Building the Future of Government through Public Service
By: Jane Fountain
How can we incentivize the next generation to get involved in public service? Specifically, what can academics in public affairs programs do to incentivize the next generation to get involved in public service? Experts have known for nearly 20 years that the aging federal workforce and retirements would reach a crisis level if not addressed by an influx of younger public servants. More important, perhaps, the world of work and governance has changed during the last two decades. We’re not just replacing people, we have to replace ways of working and governing that no longer work.
During the past decade my students have changed. A surprising number have started their own businesses. They use their creativity and entrepreneurship, often nurtured in primary and secondary school, to engage directly in problem solving. Many have volunteered or taken on unpaid internships to gain first-hand experience and to “give back” or “pay forward.” Their will and ability to serve are evident. What else has changed? They are “born digital” and find the digital world in which they send and receive information, often on social media, to be completely natural as a working environment. What can academics do, given these developments, to inspire students to public service?

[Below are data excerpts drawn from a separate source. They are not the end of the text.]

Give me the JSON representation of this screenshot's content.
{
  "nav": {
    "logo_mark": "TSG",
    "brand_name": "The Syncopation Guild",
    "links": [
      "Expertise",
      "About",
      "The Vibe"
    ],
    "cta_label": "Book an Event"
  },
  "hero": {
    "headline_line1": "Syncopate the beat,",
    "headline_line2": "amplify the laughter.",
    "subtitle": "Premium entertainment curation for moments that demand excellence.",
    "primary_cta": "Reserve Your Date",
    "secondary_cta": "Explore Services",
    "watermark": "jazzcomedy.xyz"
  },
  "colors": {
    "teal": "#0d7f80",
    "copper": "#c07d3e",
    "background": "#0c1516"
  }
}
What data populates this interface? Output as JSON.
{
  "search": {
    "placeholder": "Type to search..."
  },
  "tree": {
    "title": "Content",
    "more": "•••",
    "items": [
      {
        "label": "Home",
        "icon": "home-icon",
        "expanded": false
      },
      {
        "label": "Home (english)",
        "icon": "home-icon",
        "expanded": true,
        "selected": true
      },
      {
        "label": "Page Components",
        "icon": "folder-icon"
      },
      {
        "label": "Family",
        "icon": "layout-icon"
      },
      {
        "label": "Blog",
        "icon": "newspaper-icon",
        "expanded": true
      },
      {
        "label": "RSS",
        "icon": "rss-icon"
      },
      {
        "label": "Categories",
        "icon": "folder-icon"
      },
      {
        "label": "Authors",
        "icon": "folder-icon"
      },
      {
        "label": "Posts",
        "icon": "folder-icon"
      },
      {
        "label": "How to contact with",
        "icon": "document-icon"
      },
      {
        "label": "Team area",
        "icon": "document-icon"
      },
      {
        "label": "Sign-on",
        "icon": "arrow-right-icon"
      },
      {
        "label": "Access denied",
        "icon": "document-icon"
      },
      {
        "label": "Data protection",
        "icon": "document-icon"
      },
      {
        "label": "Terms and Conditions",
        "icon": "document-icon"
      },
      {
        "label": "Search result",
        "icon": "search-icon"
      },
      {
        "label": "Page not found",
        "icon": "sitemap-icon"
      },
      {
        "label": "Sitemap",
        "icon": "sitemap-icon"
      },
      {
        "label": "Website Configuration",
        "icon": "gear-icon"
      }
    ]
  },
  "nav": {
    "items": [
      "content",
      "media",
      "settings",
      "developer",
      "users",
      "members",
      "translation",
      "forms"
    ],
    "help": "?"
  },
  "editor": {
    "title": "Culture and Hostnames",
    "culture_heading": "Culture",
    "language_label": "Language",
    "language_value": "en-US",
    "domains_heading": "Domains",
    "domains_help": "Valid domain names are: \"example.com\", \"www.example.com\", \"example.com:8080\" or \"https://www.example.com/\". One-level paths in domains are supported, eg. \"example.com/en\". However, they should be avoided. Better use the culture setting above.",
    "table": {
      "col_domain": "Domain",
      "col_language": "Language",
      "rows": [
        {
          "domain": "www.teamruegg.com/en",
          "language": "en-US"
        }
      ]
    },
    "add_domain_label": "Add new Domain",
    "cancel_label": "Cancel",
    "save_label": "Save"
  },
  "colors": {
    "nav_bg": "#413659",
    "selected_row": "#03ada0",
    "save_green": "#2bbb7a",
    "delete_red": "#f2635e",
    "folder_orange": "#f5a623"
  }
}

Here are three modest suggestions:
- Build engaged learning and provide first-hand exposure for students to government organizations. Students learn effectively through hands-on, practical projects with real clients. Students have to have first-hand exposure to public service, perhaps through an internship, a project with a “client,” programs that bring students into their local agencies, the State Houses of the nation or to the federal government. Many of my public policy students became “hooked” on public service after their first summer job or internship at a government agency or program. It took first-hand exposure for them to understand the critical roles that only government can play in solving big challenges. Public affairs programs can build networks between their alumni in government and their students. They can foster opportunities for internships, client-based projects, summer jobs and other opportunities for young people to actually experience public service.
- Build the digital public servants of the future. Digital government, cybersecurity, data analytics: these powerful tools don’t replace public service know-how but they form the vital information infrastructure of government in the digital age. Young people need training in the digital tools and skills—including evidence based policy making--that can help propel governments and public service forward. The Cities of Boston and Philadelphia established offices of New Urban Mechanics to boost municipal innovation and civic research. The federal government established 18F, a team of more than 100 technology and design experts who focus on digital services. The need for expertise in cybersecurity and data analytics in public service is urgent. Academics can help.
- Deconstruct damaging myths about government. Many students don’t know what government does! They don’t know how regulations shape the landscape, how legislation influences possibilities, how budgeting allocates resources, how information can empower or obfuscate. In addition, the mission, ethos, ethics, and stakes of public service have to be taught. Some classes erroneously convey the message that the private sector is alwaysmore efficient, innovative and productive than the public sector. Case studies of government innovation and public management success highlight the deeply satisfying and important challenges of public service and how outstanding public managers have met those challenges.
While there is no doubt that trust in government is at a low ebb, the ethos of volunteerism and public service is embedded in the fabric of our history and identity. The silver lining in the distressing lack of confidence in government today may be a resurgence in public service by young people who will build the government we need for our future.
Jane Fountain is an Academy Fellow and Distinguished Professor and Public Policy Director, National Center for Digital Government at the University of Massachusetts Amherst.